By Sasha Gonzales
New York City has agreed to pay $610,000 to a Bronx woman who NYPD officers kept shackled to a bed as she gave birth at Montefiore Medical Center.
Jane Doe, as she is identified in court papers, was taken into police custody at Bronx Family Court in February 2018 for violating an order of protection stemming from a child custody dispute with her ex-partner.
The 27-year-old was more than nine months pregnant when arrested, and due to give birth any time. After a stay in jail, officers brought her to Montefiore and chained her to her hospital bed, using metal handcuffs and leg shackles, court papers allege.
Hospital physicians told them such treatment was illegal—state law bans police shackling or placing of any restraints on a pregnant woman—but the officers said the NYPD Patrol Guide mandated Jane Doe be restrained, and insisted department policy trumped state law, according to the lawsuit filed in Federal District Court in Manhattan.

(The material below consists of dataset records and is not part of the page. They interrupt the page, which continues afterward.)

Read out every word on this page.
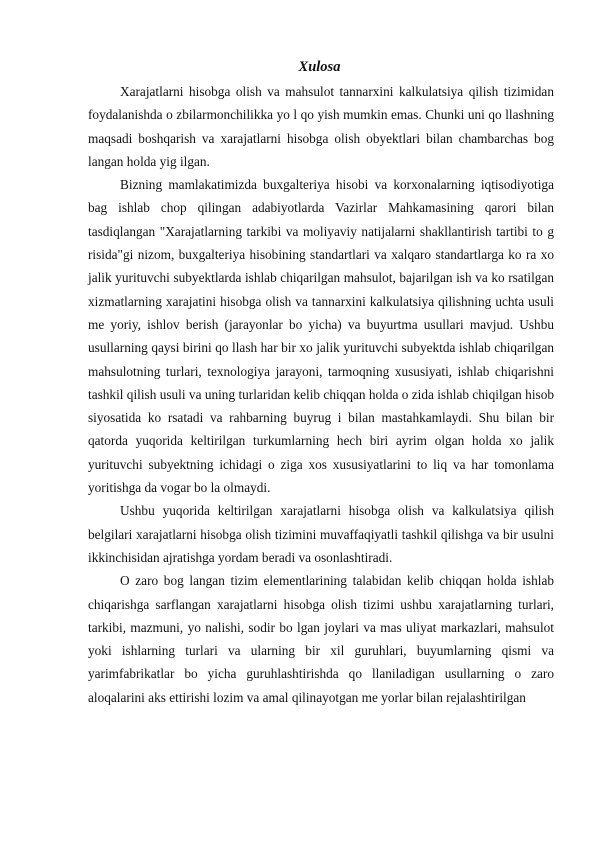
Xulosa

Xarajatlarni hisobga olish va mahsulot tannarxini kalkulatsiya qilish tizimidan foydalanishda o zbilarmonchilikka yo l qo yish mumkin emas. Chunki uni qo llashning maqsadi boshqarish va xarajatlarni hisobga olish obyektlari bilan chambarchas bog langan holda yig ilgan.

Bizning mamlakatimizda buxgalteriya hisobi va korxonalarning iqtisodiyotiga bag ishlab chop qilingan adabiyotlarda Vazirlar Mahkamasining qarori bilan tasdiqlangan "Xarajatlarning tarkibi va moliyaviy natijalarni shakllantirish tartibi to g risida"gi nizom, buxgalteriya hisobining standartlari va xalqaro standartlarga ko ra xo jalik yurituvchi subyektlarda ishlab chiqarilgan mahsulot, bajarilgan ish va ko rsatilgan xizmatlarning xarajatini hisobga olish va tannarxini kalkulatsiya qilishning uchta usuli me yoriy, ishlov berish (jarayonlar bo yicha) va buyurtma usullari mavjud. Ushbu usullarning qaysi birini qo llash har bir xo jalik yurituvchi subyektda ishlab chiqarilgan mahsulotning turlari, texnologiya jarayoni, tarmoqning xususiyati, ishlab chiqarishni tashkil qilish usuli va uning turlaridan kelib chiqqan holda o zida ishlab chiqilgan hisob siyosatida ko rsatadi va rahbarning buyrug i bilan mastahkamlaydi. Shu bilan bir qatorda yuqorida keltirilgan turkumlarning hech biri ayrim olgan holda xo jalik yurituvchi subyektning ichidagi o ziga xos xususiyatlarini to liq va har tomonlama yoritishga da vogar bo la olmaydi.

Ushbu yuqorida keltirilgan xarajatlarni hisobga olish va kalkulatsiya qilish belgilari xarajatlarni hisobga olish tizimini muvaffaqiyatli tashkil qilishga va bir usulni ikkinchisidan ajratishga yordam beradi va osonlashtiradi.

O zaro bog langan tizim elementlarining talabidan kelib chiqqan holda ishlab chiqarishga sarflangan xarajatlarni hisobga olish tizimi ushbu xarajatlarning turlari, tarkibi, mazmuni, yo nalishi, sodir bo lgan joylari va mas uliyat markazlari, mahsulot yoki ishlarning turlari va ularning bir xil guruhlari, buyumlarning qismi va yarimfabrikatlar bo yicha guruhlashtirishda qo llaniladigan usullarning o zaro aloqalarini aks ettirishi lozim va amal qilinayotgan me yorlar bilan rejalashtirilgan
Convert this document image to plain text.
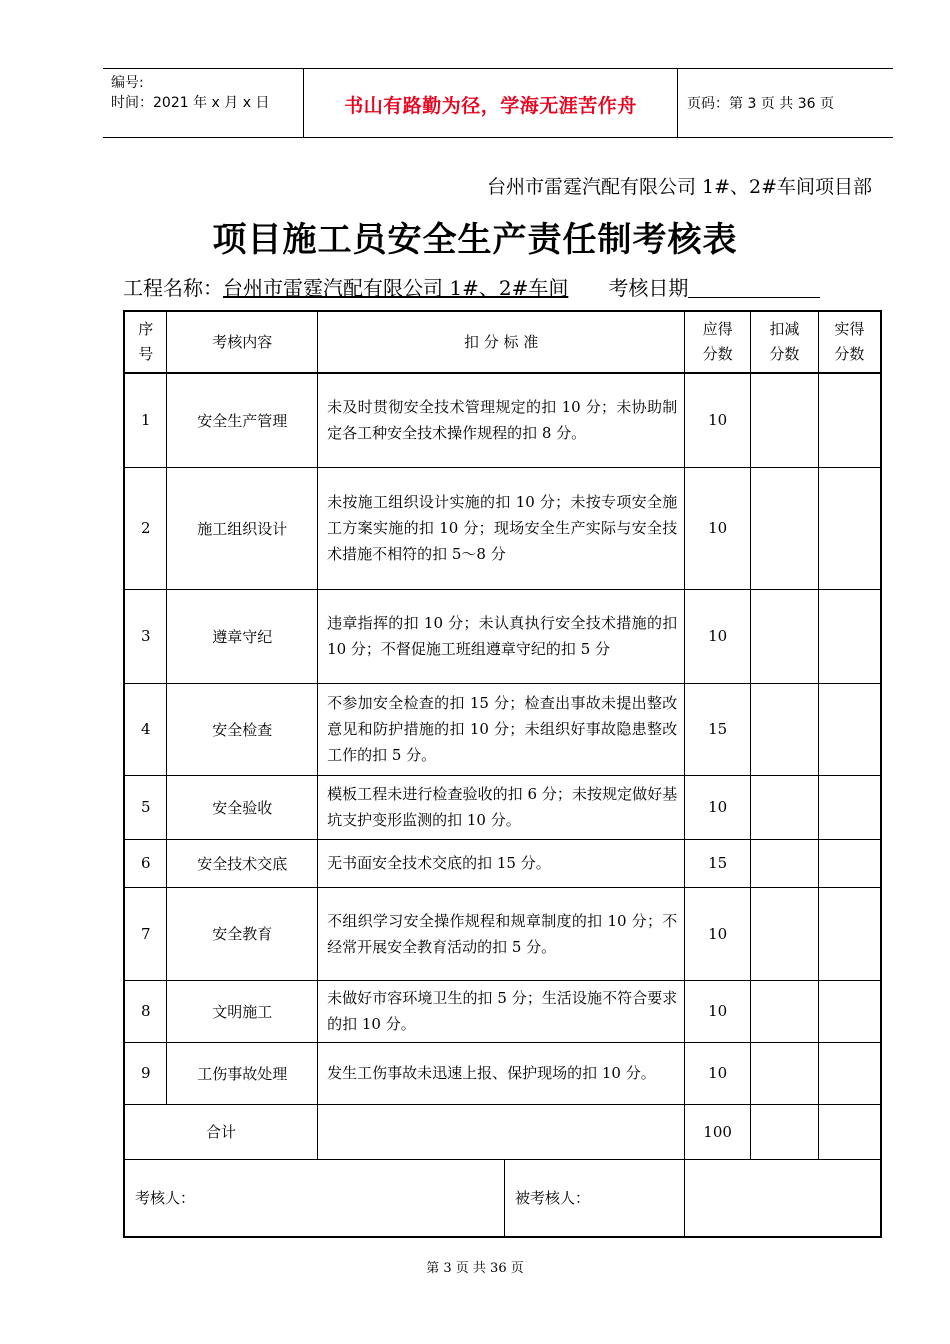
编号:
时间：2021 年 x 月 x 日	书山有路勤为径，学海无涯苦作舟	页码：第 3 页 共 36 页
台州市雷霆汽配有限公司 1#、2#车间项目部
项目施工员安全生产责任制考核表
工程名称：台州市雷霆汽配有限公司 1#、2#车间 考核日期
序号	考核内容	扣 分 标 准	应得分数	扣减分数	实得分数

1	安全生产管理	未及时贯彻安全技术管理规定的扣 10 分；未协助制定各工种安全技术操作规程的扣 8 分。	10		
2	施工组织设计	未按施工组织设计实施的扣 10 分；未按专项安全施工方案实施的扣 10 分；现场安全生产实际与安全技术措施不相符的扣 5～8 分	10		
3	遵章守纪	违章指挥的扣 10 分；未认真执行安全技术措施的扣 10 分；不督促施工班组遵章守纪的扣 5 分	10		
4	安全检查	不参加安全检查的扣 15 分；检查出事故未提出整改意见和防护措施的扣 10 分；未组织好事故隐患整改工作的扣 5 分。	15		
5	安全验收	模板工程未进行检查验收的扣 6 分；未按规定做好基坑支护变形监测的扣 10 分。	10		
6	安全技术交底	无书面安全技术交底的扣 15 分。	15		
7	安全教育	不组织学习安全操作规程和规章制度的扣 10 分；不经常开展安全教育活动的扣 5 分。	10		
8	文明施工	未做好市容环境卫生的扣 5 分；生活设施不符合要求的扣 10 分。	10		
9	工伤事故处理	发生工伤事故未迅速上报、保护现场的扣 10 分。	10		
合计			100		

考核人： 被考核人：					

第 3 页 共 36 页
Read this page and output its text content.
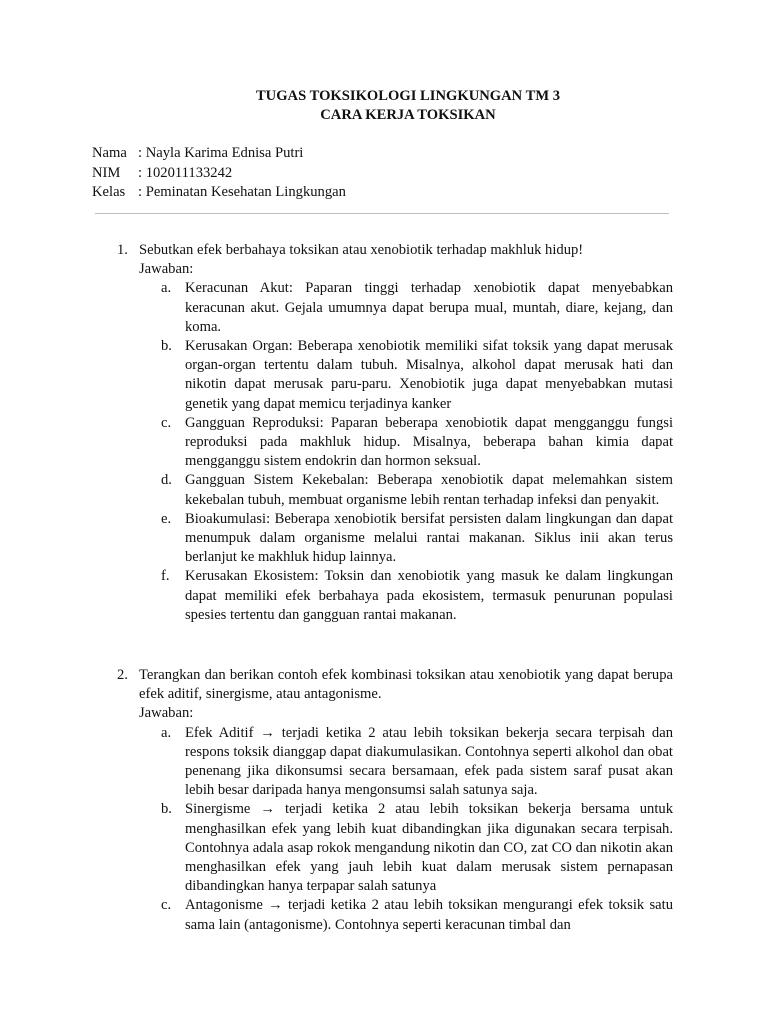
TUGAS TOKSIKOLOGI LINGKUNGAN TM 3
CARA KERJA TOKSIKAN
Nama : Nayla Karima Ednisa Putri
NIM	: 102011133242
Kelas : Peminatan Kesehatan Lingkungan
1. Sebutkan efek berbahaya toksikan atau xenobiotik terhadap makhluk hidup!
Jawaban:
a. Keracunan Akut: Paparan tinggi terhadap xenobiotik dapat menyebabkan keracunan akut. Gejala umumnya dapat berupa mual, muntah, diare, kejang, dan koma.
b. Kerusakan Organ: Beberapa xenobiotik memiliki sifat toksik yang dapat merusak organ-organ tertentu dalam tubuh. Misalnya, alkohol dapat merusak hati dan nikotin dapat merusak paru-paru. Xenobiotik juga dapat menyebabkan mutasi genetik yang dapat memicu terjadinya kanker
c. Gangguan Reproduksi: Paparan beberapa xenobiotik dapat mengganggu fungsi reproduksi pada makhluk hidup. Misalnya, beberapa bahan kimia dapat mengganggu sistem endokrin dan hormon seksual.
d. Gangguan Sistem Kekebalan: Beberapa xenobiotik dapat melemahkan sistem kekebalan tubuh, membuat organisme lebih rentan terhadap infeksi dan penyakit.
e. Bioakumulasi: Beberapa xenobiotik bersifat persisten dalam lingkungan dan dapat menumpuk dalam organisme melalui rantai makanan. Siklus inii akan terus berlanjut ke makhluk hidup lainnya.
f.	Kerusakan Ekosistem: Toksin dan xenobiotik yang masuk ke dalam lingkungan dapat memiliki efek berbahaya pada ekosistem, termasuk penurunan populasi spesies tertentu dan gangguan rantai makanan.
2. Terangkan dan berikan contoh efek kombinasi toksikan atau xenobiotik yang dapat berupa efek aditif, sinergisme, atau antagonisme.
Jawaban:
a. Efek Aditif → terjadi ketika 2 atau lebih toksikan bekerja secara terpisah dan respons toksik dianggap dapat diakumulasikan. Contohnya seperti alkohol dan obat penenang jika dikonsumsi secara bersamaan, efek pada sistem saraf pusat akan lebih besar daripada hanya mengonsumsi salah satunya saja.
b. Sinergisme → terjadi ketika 2 atau lebih toksikan bekerja bersama untuk menghasilkan efek yang lebih kuat dibandingkan jika digunakan secara terpisah. Contohnya adala asap rokok mengandung nikotin dan CO, zat CO dan nikotin akan menghasilkan efek yang jauh lebih kuat dalam merusak sistem pernapasan dibandingkan hanya terpapar salah satunya
c. Antagonisme → terjadi ketika 2 atau lebih toksikan mengurangi efek toksik satu sama lain (antagonisme). Contohnya seperti keracunan timbal dan
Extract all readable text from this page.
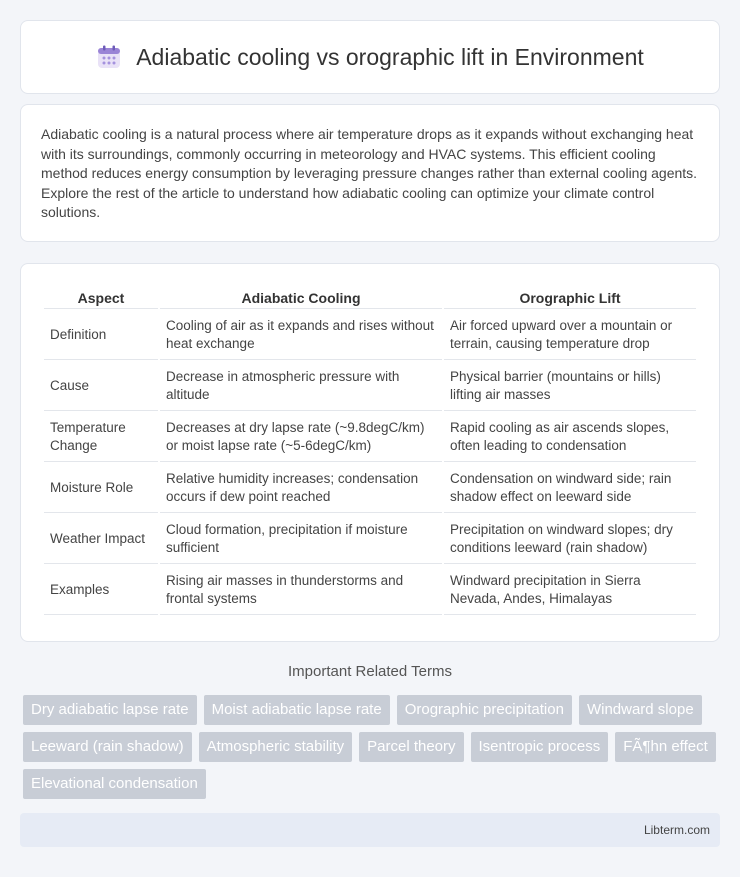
Adiabatic cooling vs orographic lift in Environment

Adiabatic cooling is a natural process where air temperature drops as it expands without exchanging heat with its surroundings, commonly occurring in meteorology and HVAC systems. This efficient cooling method reduces energy consumption by leveraging pressure changes rather than external cooling agents. Explore the rest of the article to understand how adiabatic cooling can optimize your climate control solutions.

Aspect	Adiabatic Cooling	Orographic Lift
Definition	Cooling of air as it expands and rises without heat exchange	Air forced upward over a mountain or terrain, causing temperature drop
Cause	Decrease in atmospheric pressure with altitude	Physical barrier (mountains or hills) lifting air masses
Temperature Change	Decreases at dry lapse rate (~9.8degC/km) or moist lapse rate (~5-6degC/km)	Rapid cooling as air ascends slopes, often leading to condensation
Moisture Role	Relative humidity increases; condensation occurs if dew point reached	Condensation on windward side; rain shadow effect on leeward side
Weather Impact	Cloud formation, precipitation if moisture sufficient	Precipitation on windward slopes; dry conditions leeward (rain shadow)
Examples	Rising air masses in thunderstorms and frontal systems	Windward precipitation in Sierra Nevada, Andes, Himalayas
Important Related Terms
Dry adiabatic lapse rate	Moist adiabatic lapse rate	Orographic precipitation	Windward slope
Leeward (rain shadow)	Atmospheric stability	Parcel theory	Isentropic process	FÃ¶hn effect
Elevational condensation
Libterm.com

“While she was in the NYPD’s custody, Ms. Doe never struggled, resisted, or acted in any way that would even remotely support the use of restraints,” the suit said.
“Ms. Doe was terrified for herself and for her baby.”
Doe gave birth Feb. 8 after almost an hour of painful labor. While doctors had persuaded officers to remove some restraints, the woman’s wrist was still cuffed to the bed when her newborn daughter arrived, the suit alleged.
After the incident, Doe was too humiliated to tell her family what happened.
“I haven’t made sense of it myself and I’m not ready to explain it to my child,” she said in an affidavit filed with the suit.
The NYPD did not admit any wrongdoing as part of the settlement, but did agree to change its Patrol Guide with regard to treatment of pregnant women in custody.